Priverno: successo della Festa di Mezzagosto

Un pubblico numeroso e tante emozioni hanno caratterizzato la Grande Festa di Mezzagosto presso l’Area Archeologica Privernum che, dopo tanti anni di chiusura, ha riaperto al pubblico. L’evento, che fa parte del progetto Città Lepine, è stato realizzato dal Comune in sinergia con la Compagnia dei Lepini, i Musei del Sistema Territoriale dei Monti Lepini e con l’organizzazione di Matutateatro.
La Grande Festa di Mezzagosto trae origine dalla storia locale, quando nel 137 d.C. Tito Flavio Scopelliano, un ricco cittadino di Privernum, per festeggiare la sua nomina a pretore duoviro, offrì ai suoi concittadini spettacoli teatrali per ben cinque giorni consecutivi. I Privernati lo ringraziarono della sua munificenza con una cena e gli dedicarono una statua. Tito Flavio, a sua volta, manifestò la propria gratitudine offrendo al popolo, il 20 agosto, focacce e vino con il miele. E così, proprio come duemila anni fa, anche domenica scorsa l’antica Privernum ha ospitato circa cinquecento persone affascinate dalla bellezza del posto e dagli eventi proposti.
In tanti hanno partecipato fin dal pomeriggio alle visite guidate all’interno dell’Area Archeologica.
A seguire, illuminata dai suggestivi colori del tramonto, è andata in scena la performance teatrale “Antigone” della compagnia Matutateatro, interpretata da Julia Borretti e Titta Ceccano della compagnia Matutateatro, con musiche dal vivo di Francesco Ciccone e Laura Fabriani. Lo spettacolo ha portato tra i ruderi dell’area archeologica la storia ben nota di Antigone, la figlia di Edipo, la ribelle che agisce contro la volontà del nuovo re di Tebe, Creonte. Tante emozioni da parte del pubblico che ha seguito con grande attenzione lo spettacolo, reso ancora più affascinate dall’insolito palcoscenico.

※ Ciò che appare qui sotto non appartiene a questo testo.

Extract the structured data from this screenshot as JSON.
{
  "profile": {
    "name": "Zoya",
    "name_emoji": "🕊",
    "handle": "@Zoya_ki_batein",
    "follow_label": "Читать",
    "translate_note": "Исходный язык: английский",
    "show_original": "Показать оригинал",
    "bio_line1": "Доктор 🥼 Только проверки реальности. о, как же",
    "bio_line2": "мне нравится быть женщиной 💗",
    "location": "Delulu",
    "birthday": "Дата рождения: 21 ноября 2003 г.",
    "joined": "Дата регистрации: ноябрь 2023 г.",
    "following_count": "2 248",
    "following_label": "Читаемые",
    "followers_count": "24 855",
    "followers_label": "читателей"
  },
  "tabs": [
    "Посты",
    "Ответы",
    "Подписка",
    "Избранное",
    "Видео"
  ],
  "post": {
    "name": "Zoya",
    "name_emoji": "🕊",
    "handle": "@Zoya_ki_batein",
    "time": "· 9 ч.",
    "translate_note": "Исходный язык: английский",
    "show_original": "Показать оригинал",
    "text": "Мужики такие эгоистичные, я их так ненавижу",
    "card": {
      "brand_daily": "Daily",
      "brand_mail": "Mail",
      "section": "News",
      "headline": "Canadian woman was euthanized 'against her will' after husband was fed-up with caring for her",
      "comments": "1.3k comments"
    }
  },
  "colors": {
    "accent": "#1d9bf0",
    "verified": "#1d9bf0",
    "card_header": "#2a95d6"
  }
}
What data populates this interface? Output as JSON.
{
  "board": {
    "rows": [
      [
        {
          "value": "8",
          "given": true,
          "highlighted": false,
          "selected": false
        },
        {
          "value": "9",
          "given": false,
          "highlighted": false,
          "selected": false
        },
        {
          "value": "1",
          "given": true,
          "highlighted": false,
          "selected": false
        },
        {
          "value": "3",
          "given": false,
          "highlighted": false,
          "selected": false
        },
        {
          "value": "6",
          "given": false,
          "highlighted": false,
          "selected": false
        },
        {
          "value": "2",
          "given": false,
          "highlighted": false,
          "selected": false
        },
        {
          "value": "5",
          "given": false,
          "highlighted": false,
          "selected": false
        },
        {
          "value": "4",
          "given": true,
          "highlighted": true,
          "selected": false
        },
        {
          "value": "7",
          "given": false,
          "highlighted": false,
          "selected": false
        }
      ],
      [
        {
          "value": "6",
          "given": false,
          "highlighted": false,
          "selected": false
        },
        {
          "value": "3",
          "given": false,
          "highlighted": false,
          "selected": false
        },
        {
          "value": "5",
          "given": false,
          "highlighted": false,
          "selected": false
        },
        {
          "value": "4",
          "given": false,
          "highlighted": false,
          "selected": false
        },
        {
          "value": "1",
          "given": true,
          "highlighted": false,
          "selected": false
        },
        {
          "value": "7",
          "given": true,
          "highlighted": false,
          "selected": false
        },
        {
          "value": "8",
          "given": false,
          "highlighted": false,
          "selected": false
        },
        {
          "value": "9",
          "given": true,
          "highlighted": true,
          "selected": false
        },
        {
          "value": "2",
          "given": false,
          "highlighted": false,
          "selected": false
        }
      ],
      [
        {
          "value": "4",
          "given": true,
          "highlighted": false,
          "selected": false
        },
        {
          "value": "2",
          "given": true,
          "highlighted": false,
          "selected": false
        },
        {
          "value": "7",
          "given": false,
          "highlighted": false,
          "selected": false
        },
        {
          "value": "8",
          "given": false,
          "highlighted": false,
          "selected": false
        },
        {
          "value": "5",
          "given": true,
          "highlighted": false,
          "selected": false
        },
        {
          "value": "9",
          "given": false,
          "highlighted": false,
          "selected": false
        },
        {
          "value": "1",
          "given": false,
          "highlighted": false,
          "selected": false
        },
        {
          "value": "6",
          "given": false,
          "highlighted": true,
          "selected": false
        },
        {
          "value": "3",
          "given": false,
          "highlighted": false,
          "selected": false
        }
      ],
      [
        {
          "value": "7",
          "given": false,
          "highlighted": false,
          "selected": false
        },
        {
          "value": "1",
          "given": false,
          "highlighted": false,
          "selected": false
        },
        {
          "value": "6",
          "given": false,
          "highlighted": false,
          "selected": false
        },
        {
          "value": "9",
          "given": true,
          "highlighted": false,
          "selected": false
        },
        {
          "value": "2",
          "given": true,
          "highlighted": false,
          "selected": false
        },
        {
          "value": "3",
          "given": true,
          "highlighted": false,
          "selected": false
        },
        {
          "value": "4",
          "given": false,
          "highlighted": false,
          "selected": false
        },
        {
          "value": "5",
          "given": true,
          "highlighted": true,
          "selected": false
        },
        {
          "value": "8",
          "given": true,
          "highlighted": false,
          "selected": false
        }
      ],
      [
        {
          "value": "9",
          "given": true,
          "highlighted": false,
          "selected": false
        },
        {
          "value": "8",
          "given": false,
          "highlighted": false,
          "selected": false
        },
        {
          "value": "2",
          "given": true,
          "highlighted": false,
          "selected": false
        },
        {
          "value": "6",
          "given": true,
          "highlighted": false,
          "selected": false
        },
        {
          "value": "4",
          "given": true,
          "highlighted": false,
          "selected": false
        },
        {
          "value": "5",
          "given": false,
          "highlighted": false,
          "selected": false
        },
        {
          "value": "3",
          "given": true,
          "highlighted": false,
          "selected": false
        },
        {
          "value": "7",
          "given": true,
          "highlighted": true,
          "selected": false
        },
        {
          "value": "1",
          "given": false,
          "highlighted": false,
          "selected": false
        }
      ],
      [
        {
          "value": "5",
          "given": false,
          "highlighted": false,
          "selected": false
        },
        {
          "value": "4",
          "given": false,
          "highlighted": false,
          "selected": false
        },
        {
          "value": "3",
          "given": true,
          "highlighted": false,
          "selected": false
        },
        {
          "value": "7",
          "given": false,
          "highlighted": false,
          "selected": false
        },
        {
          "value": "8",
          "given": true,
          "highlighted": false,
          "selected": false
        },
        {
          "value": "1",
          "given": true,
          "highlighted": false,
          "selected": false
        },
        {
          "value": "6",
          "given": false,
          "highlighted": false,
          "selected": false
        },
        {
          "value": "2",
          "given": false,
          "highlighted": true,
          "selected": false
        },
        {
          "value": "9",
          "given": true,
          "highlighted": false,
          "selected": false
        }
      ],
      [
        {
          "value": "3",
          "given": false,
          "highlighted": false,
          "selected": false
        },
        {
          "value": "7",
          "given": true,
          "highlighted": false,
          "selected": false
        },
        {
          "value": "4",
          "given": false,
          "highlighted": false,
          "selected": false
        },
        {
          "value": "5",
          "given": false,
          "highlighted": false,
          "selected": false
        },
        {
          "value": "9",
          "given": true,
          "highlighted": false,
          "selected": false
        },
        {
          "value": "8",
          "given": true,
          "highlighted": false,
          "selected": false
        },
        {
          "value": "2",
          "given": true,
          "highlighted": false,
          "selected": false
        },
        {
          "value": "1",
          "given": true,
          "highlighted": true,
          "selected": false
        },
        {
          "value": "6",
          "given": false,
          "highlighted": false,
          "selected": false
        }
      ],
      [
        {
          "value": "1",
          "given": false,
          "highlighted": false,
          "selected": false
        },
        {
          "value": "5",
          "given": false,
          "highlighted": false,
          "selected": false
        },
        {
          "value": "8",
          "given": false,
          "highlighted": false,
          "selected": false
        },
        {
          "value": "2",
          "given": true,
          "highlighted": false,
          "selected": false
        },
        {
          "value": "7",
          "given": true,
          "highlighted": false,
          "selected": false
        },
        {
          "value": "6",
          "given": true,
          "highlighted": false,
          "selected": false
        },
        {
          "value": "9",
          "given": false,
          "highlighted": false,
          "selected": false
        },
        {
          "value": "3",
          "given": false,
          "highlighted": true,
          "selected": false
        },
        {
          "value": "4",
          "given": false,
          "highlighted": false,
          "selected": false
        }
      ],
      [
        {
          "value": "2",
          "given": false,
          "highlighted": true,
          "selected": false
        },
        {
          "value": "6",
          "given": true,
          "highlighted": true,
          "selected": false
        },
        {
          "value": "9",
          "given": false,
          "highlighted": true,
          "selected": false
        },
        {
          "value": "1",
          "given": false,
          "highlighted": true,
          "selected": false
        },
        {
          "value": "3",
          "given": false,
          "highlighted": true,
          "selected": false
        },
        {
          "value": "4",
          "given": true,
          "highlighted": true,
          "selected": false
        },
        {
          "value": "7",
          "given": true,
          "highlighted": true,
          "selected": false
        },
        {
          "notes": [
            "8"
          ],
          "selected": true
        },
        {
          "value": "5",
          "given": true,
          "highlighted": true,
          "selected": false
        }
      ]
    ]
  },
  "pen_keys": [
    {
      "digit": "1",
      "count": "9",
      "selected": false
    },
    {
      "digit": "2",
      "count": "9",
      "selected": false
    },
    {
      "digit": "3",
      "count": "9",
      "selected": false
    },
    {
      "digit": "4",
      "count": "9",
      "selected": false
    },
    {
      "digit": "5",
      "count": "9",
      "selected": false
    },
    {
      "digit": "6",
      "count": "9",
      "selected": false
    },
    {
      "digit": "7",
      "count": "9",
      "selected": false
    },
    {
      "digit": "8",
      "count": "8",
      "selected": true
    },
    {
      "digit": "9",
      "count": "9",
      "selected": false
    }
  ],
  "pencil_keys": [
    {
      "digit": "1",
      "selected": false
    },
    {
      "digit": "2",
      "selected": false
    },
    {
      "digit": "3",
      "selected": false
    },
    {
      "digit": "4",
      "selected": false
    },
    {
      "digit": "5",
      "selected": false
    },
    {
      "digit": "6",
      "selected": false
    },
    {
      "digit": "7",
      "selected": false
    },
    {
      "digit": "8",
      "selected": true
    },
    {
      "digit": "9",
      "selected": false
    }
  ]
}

Prodotti tipici locali sono stati protagonisti dello stand gastronomico della Pro-loco di Priverno che ha preparato anche le famose “Pizzitelle” con il miele.
A conclusione della serata le emozioni sono proseguite con il concerto “Esperanto. Voci e canti del Mediterraneo” con Damiana Leone – compagnia Errare Persona. Un viaggio musicale nel Mediteranno a partire dal racconto di Ulisse e dal viaggio dello storico greco Erodoto, alternando canti della tradizione etnica italiana, spagnola, sefardita, portoghese, greca, rom, ebraica e araba, in una sorta di esperanto che riassume la storia del Mediterraneo: un mare che unisce, non divide.